Breast cancer ranks as the number one cancer among Indian women. According to statistics, for every 2 women newly diagnosed with breast cancer, one woman dies of it in India. This is a serious concern, considering the rising number of cases of breast cancer in our society, especially in the younger population. Cancer cases, as well as mortality, are increasing rapidly among Indian women especially due to late detection. It is a well- known fact that early detection decreases mortality for women with breast cancer. Breast cancer when found early is easier to treat successfully. Regular high-quality screening mammograms and clinical breast examinations are the most sensitive and reliable ways to screen for breast cancer.
Most young women who read about breast cancer or have seen a loved one affected with the disease often ask me ‘At what age should I get my first my screening mammogram?’. In this article, I am going to discuss the recommendations established by the American College of Radiology (ACR) and address a few common concerns women have regarding how and when they should start undergoing screening breast cancer. The ACR currently recommends women with an ‘average risk’ for breast cancer to undergo annual /yearly screening mammograms beginning at age 40.
What does this phrase ‘average risk’ mean and how does one know whether one is at a higher risk?

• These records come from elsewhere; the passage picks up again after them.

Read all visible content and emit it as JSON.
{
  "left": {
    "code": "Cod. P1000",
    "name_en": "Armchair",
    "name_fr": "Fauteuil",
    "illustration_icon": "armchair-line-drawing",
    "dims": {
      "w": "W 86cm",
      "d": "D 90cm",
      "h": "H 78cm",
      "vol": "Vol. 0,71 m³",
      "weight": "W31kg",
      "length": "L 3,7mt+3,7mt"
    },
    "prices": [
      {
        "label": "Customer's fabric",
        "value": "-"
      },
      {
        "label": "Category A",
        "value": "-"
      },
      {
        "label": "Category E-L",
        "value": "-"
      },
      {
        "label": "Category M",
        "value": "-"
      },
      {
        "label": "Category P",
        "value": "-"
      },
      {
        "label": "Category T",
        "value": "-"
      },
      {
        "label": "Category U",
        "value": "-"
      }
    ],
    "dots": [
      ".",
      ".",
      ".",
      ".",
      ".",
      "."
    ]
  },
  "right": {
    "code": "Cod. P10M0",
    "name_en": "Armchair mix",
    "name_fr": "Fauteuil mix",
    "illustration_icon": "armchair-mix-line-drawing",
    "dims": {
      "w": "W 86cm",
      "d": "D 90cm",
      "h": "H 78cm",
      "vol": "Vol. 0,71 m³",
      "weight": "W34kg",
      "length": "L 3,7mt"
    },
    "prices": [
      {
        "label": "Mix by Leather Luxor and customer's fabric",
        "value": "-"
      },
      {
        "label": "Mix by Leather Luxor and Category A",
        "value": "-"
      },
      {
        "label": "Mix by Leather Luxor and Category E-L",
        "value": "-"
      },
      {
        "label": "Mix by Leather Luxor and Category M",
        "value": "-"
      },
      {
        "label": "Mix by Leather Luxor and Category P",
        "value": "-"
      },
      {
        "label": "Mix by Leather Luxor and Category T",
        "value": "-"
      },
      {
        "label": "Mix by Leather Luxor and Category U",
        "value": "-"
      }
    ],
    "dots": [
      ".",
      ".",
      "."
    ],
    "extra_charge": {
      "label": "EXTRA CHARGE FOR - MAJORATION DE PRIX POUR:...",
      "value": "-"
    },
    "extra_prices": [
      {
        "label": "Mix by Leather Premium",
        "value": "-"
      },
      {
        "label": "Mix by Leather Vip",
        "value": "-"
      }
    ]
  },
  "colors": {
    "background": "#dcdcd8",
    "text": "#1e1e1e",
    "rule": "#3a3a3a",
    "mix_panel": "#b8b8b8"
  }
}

In order to understand this, we must first address the issue of risk-assessment which essentially means identifying who is at risk and to what degree. Based on one’s risk, physicians recommend when and how you must be screened for breast cancer.
We are all aware that there are several factors that increase a woman’s risk for breast cancer. In nearly 5-10% of patients, there is a known genetic predisposition to breast cancer (commonly with BRCA 1 or BRCA 2 mutations). In these women, the lifetime risk for breast cancer is much higher (50-85% among BRCA 1 carriers and approximately 45% among BRCA2 carriers) compared to a 12% lifetime risk for a woman with ‘average risk’.
Even in the absence of known genetic mutations, women with strong family histories are at a higher risk. The number of family members diagnosed with breast cancer and their age at diagnosis are important while assessing risk. These factors determine when you should start screening. For example, if you are a known carrier of the BRCA gene mutation or are the untested relative of a known carrier, you must consider starting screening at age 25-30. If you have a first-degree relative (mother, sister, daughter) diagnosed with breast cancer before menopause, begin screening at age 25-30 or 10 years earlier than the age of diagnosis of your relative. For instance, if your mother was diagnosed with breast cancer at age 45, you should start screening mammography at age 35.
Women who have had a personal history of breast cancer are at risk for a recurrence or even another breast cancer. Also, their age at diagnosis matters. In fact, women diagnosed at or before age 50 and treated with breast conserving therapy also have a 20% or higher lifetime risk of a new breast cancer.
Often women undergo biopsies for suspicious findings on their yearly mammograms. If the biopsy results show high-risk changes such as Lobular neoplasia, these women also have a higher risk (lifetime risk of 10%-20%). If you fall in this group, you will be asked to undergo surveillance mammograms every year, starting in the year the diagnosis has been established.
There are a few women who have been treated with chest or mantle radiation for Hodgkin’s lymphoma at a young age. These women are also at increased risk (cumulative risk 20% to 25% by age 45) for breast cancer and should start screening mammograms 8 years after radiation but not before the age of 25.
All the above examples I have mentioned, are of women with a higher risk of breast cancer. Most women with no genetic predisposition, family history or personal history of breast cancer or high-risk changes, fall within the “average” category of risk of developing breast cancer. For these women, the ACR recommends starting screening mammograms at age 40. Having a couple of family members diagnosed with post-menopausal breast cancer does not necessarily mean that your personal breast cancer risk is elevated. Remember, the number one risk factor for developing breast cancer is being female.
Only women with a lifetime risk of 20% or greater should start breast cancer screening at age 25-30. In addition to screening mammograms, supplemental breast cancer screening examinations such as breast MRI are also recommended for women with high-risk. These additional screening tests do not replace annual screening mammography but are a useful adjunctive imaging modality to detect breast cancer.
When to begin annual screening mammography can be confusing for a lot of women. For women with average risk, ACR guidelines recommend starting screening mammograms at age 40. If you are unsure or if you think you have a higher risk for developing breast cancer, meet a specialist who will advise you about when you should start breast cancer screening. Remember, mammograms don’t prevent breast cancer, but they can save lives by finding the cancer as early as possible. After all, finding breast cancer early means a better chance of survival!